UPDATED: Esteemed Fox Domestic Distribution president Chris Aronson is leaving the studio as the Disney-Fox merger comes to fruition, Deadline has confirmed. The news comes as the new combined conglomerate cuts employees at the SVP, EVP and president levels, with Fox being hit first.
We also received word that Aronson’s No. 2 Spencer Klein, EVP, General Sales Manager, also was let go. Both executives were given 60 days notice.
“I am extremely grateful for my time at Twentieth Century Fox under the leadership of Tom, Jim, and Stacey. It has been an honor and a privilege to lead the domestic distribution team, which I consider to be the gold standard in the business,” Aronson said in a statement. “While I am disappointed not to continue, I look forward to starting a new chapter in this business during this exciting time of change.”

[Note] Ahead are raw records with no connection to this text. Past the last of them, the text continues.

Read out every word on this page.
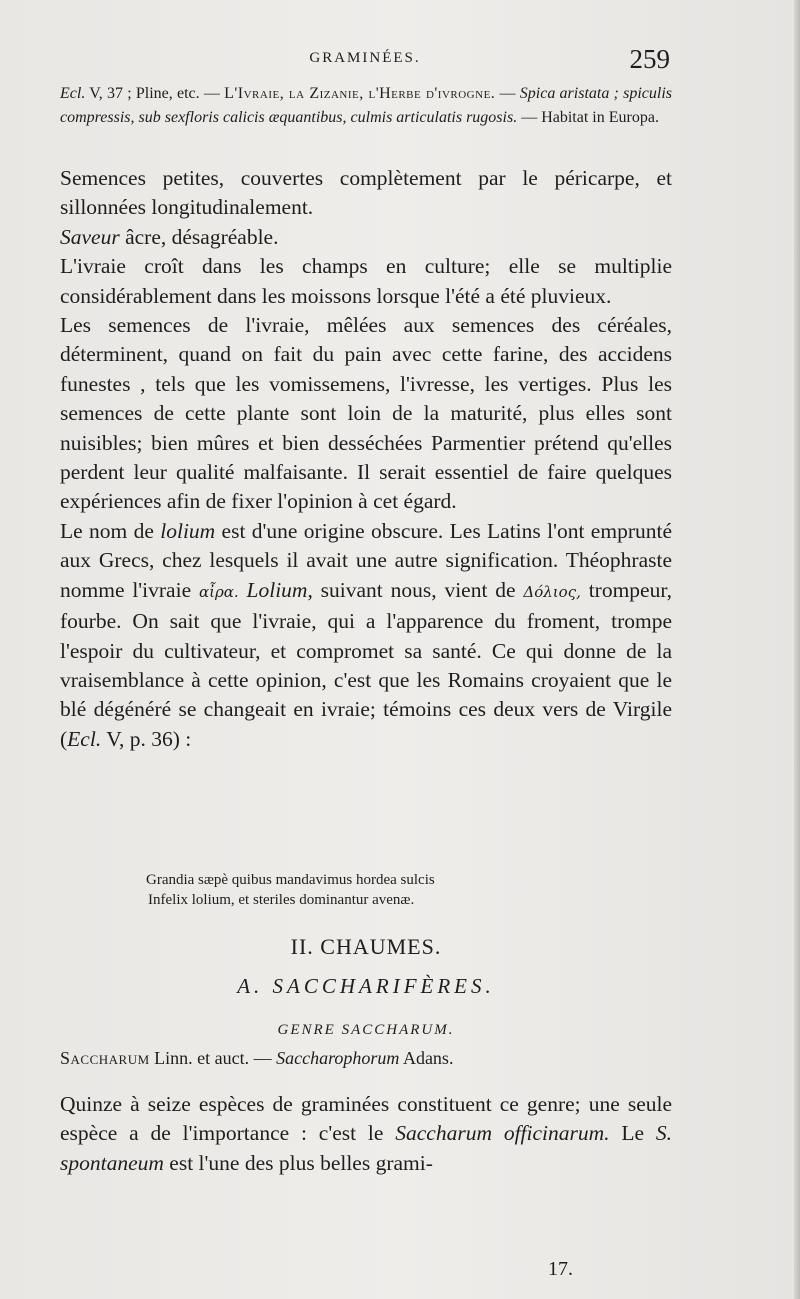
GRAMINÉES.	259
Ecl. V, 37 ; Pline, etc. — L'Ivraie, la Zizanie, l'Herbe d'ivrogne. — Spica aristata ; spiculis compressis, sub sexfloris calicis æquantibus, culmis articulatis rugosis. — Habitat in Europa.

Semences petites, couvertes complètement par le péricarpe, et sillonnées longitudinalement.

Saveur âcre, désagréable.

L'ivraie croît dans les champs en culture; elle se multiplie considérablement dans les moissons lorsque l'été a été pluvieux.

Les semences de l'ivraie, mêlées aux semences des céréales, déterminent, quand on fait du pain avec cette farine, des accidens funestes , tels que les vomissemens, l'ivresse, les vertiges. Plus les semences de cette plante sont loin de la maturité, plus elles sont nuisibles; bien mûres et bien desséchées Parmentier prétend qu'elles perdent leur qualité malfaisante. Il serait essentiel de faire quelques expériences afin de fixer l'opinion à cet égard.

Le nom de lolium est d'une origine obscure. Les Latins l'ont emprunté aux Grecs, chez lesquels il avait une autre signification. Théophraste nomme l'ivraie αἶρα. Lolium, suivant nous, vient de Δόλιος, trompeur, fourbe. On sait que l'ivraie, qui a l'apparence du froment, trompe l'espoir du cultivateur, et compromet sa santé. Ce qui donne de la vraisemblance à cette opinion, c'est que les Romains croyaient que le blé dégénéré se changeait en ivraie; témoins ces deux vers de Virgile (Ecl. V, p. 36) :

Grandia sæpè quibus mandavimus hordea sulcis
Infelix lolium, et steriles dominantur avenæ.
II. CHAUMES.
A. SACCHARIFÈRES.
GENRE SACCHARUM.
Saccharum Linn. et auct. — Saccharophorum Adans.
Quinze à seize espèces de graminées constituent ce genre; une seule espèce a de l'importance : c'est le Saccharum officinarum. Le S. spontaneum est l'une des plus belles grami-
17.
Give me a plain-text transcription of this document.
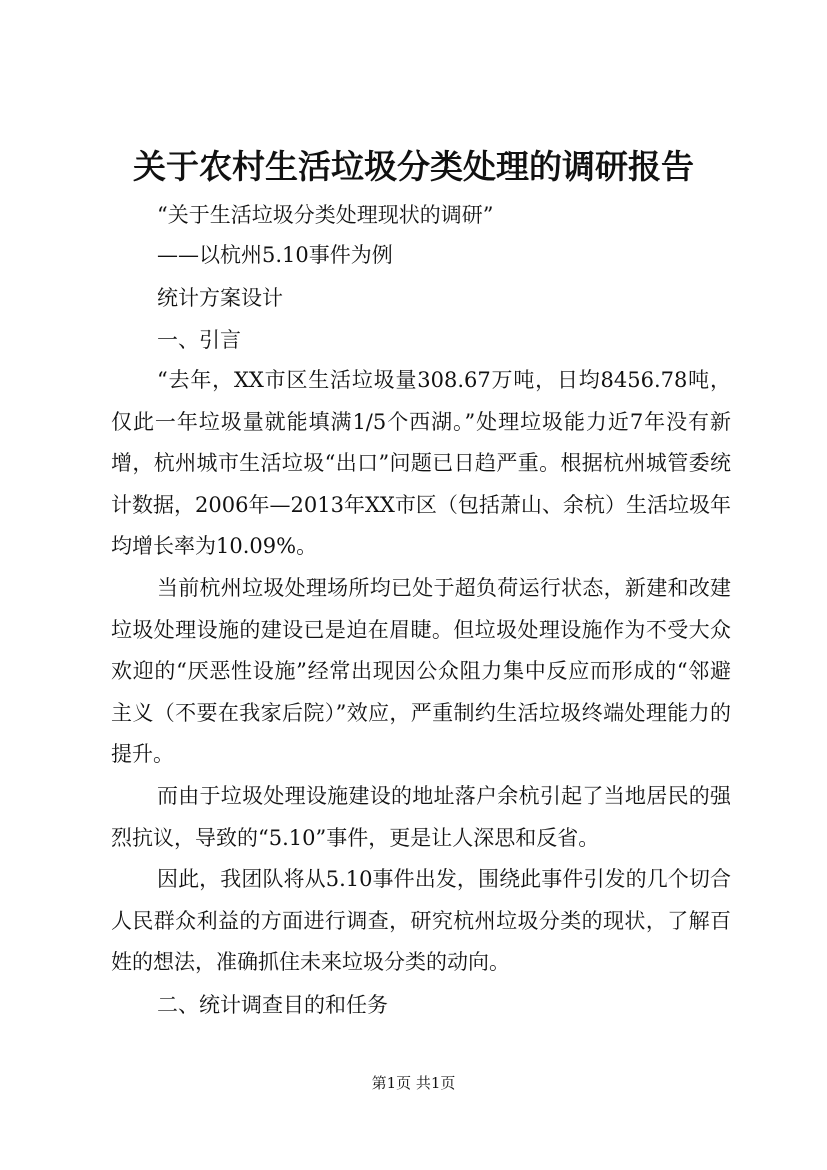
关于农村生活垃圾分类处理的调研报告
“关于生活垃圾分类处理现状的调研”
——以杭州5.10事件为例
统计方案设计
一、引言

“去年，XX市区生活垃圾量308.67万吨，日均8456.78吨，仅此一年垃圾量就能填满1/5个西湖。”处理垃圾能力近7年没有新增，杭州城市生活垃圾“出口”问题已日趋严重。根据杭州城管委统计数据，2006年—2013年XX市区（包括萧山、余杭）生活垃圾年均增长率为10.09%。

当前杭州垃圾处理场所均已处于超负荷运行状态，新建和改建垃圾处理设施的建设已是迫在眉睫。但垃圾处理设施作为不受大众欢迎的“厌恶性设施”经常出现因公众阻力集中反应而形成的“邻避主义（不要在我家后院）”效应，严重制约生活垃圾终端处理能力的提升。

而由于垃圾处理设施建设的地址落户余杭引起了当地居民的强烈抗议，导致的“5.10”事件，更是让人深思和反省。

因此，我团队将从5.10事件出发，围绕此事件引发的几个切合人民群众利益的方面进行调查，研究杭州垃圾分类的现状，了解百姓的想法，准确抓住未来垃圾分类的动向。

二、统计调查目的和任务
第1页 共1页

Aronson is a 30-year-plus industry veteran who joined Fox in 2005 as SVP, General Sales Manager East. He came to the company from MGM Distribution Co. where he served as EVP, General Sales Manager, responsible for all of MGM’s theatrical distribution activities in the U.S. and Canada. Aronson was promoted to EVP, General Sales Manager in 2012. A month after that announcement, Aronson was promoted again and succeeded then distribution chief Bruce Snyder.
Aronson is a respected guy in distribution circles, and his background and knowledge in this business would be prized by any studio. Aronson is partly responsible not just for the successes of Avatar (once the highest-grossing pic of all time at $760.5 million at the domestic B.O. before being unseated by Star Wars: Force Awakens), and the X-Men franchise, but for propelling Logan ($226.7M) and Deadpool (domestic franchise combined earned $687.5M) to become the first two R-rated superhero mega hits.
Aronson most recently turned Bohemian Rhapsody into a $215M-plus domestic hit. That movie was perceived as damaged goods by the industry when word hit of Bryan Singer’s exit. Aronson knew how great the film was, got it out of the holiday glut and moved it to the first weekend of November where the pic overindexed on its way to a $51M stateside opening. That grand commercial start rocketed Bohemian Rhapsody as a frontrunner in Oscar season, stealing A Star Is Born‘s wind, and winning four of its five Oscar noms including Best Actor for Rami Malek.
Other big hits under Aronson’s watch include awards contenders like The Revenant ($183.6M), The Martian ($228.4M), Gone Girl ($167.7M) and Hidden Figures ($169.6M) to name a few, as well as the reboot of Planet of the Apes franchise ($532.1M combined domestic for the trilogy), the Ice Age pics ($793.4M domestic) and much more.
Aronson is respected by the trades as a guy who never puffs up or underplays his slate’s box office potential, but gives the best estimate possible.
Disney-Fox’s loss is another studio’s gain. Netflix is in a position right now where they could use a seasoned distribution vet as they ponder a wide theatrical release for Martin Scorsese’s The Irishman. A guy like Aronson with deep, big-chain exhibitor connections would work well for the streaming giant. While there have been no talks between Aronson or Netflix, Aronson’s distribution peers in town believe in his value and throwing him lots of praise.
Last fall, Aronson received ShowEast’s Salah M. Hassanein Humanitarian Awar” which is presented to a company or individual in the industry that has made an impact in the philanthropic community. Aronson has been heavily involved in the Will Rogers Motion Picture Foundation for two decades, having most recently served as president and chairman. He has also served on the board of the Lollipop Theater Network for over 10 years. He has been a Variety Club supporter for over 25 years for both the northern and southern California chapters.
Klein has been at Fox since 2012, and was responsible for all of Fox’s theatrical distribution activities in the U.S. and Canada. He previously held posts at The Film Group, Bow Tie Cinemas, The Weinstein Company, Loews Cineplex Entertainment, New Line Cinemas and New Yorker Films. He was promoted in June 2016 from SVP, Asst. General Sales Manager.
Disney has not forecast any specific number of layoffs, though it is widely expected to be several thousand positions. The company has told Wall Street it expects to realize about $2 billion in cost savings by 2021 due to efficiencies. And “efficiencies” in this case translates to redundant positions being eliminated, especially in areas such as marketing and distribution.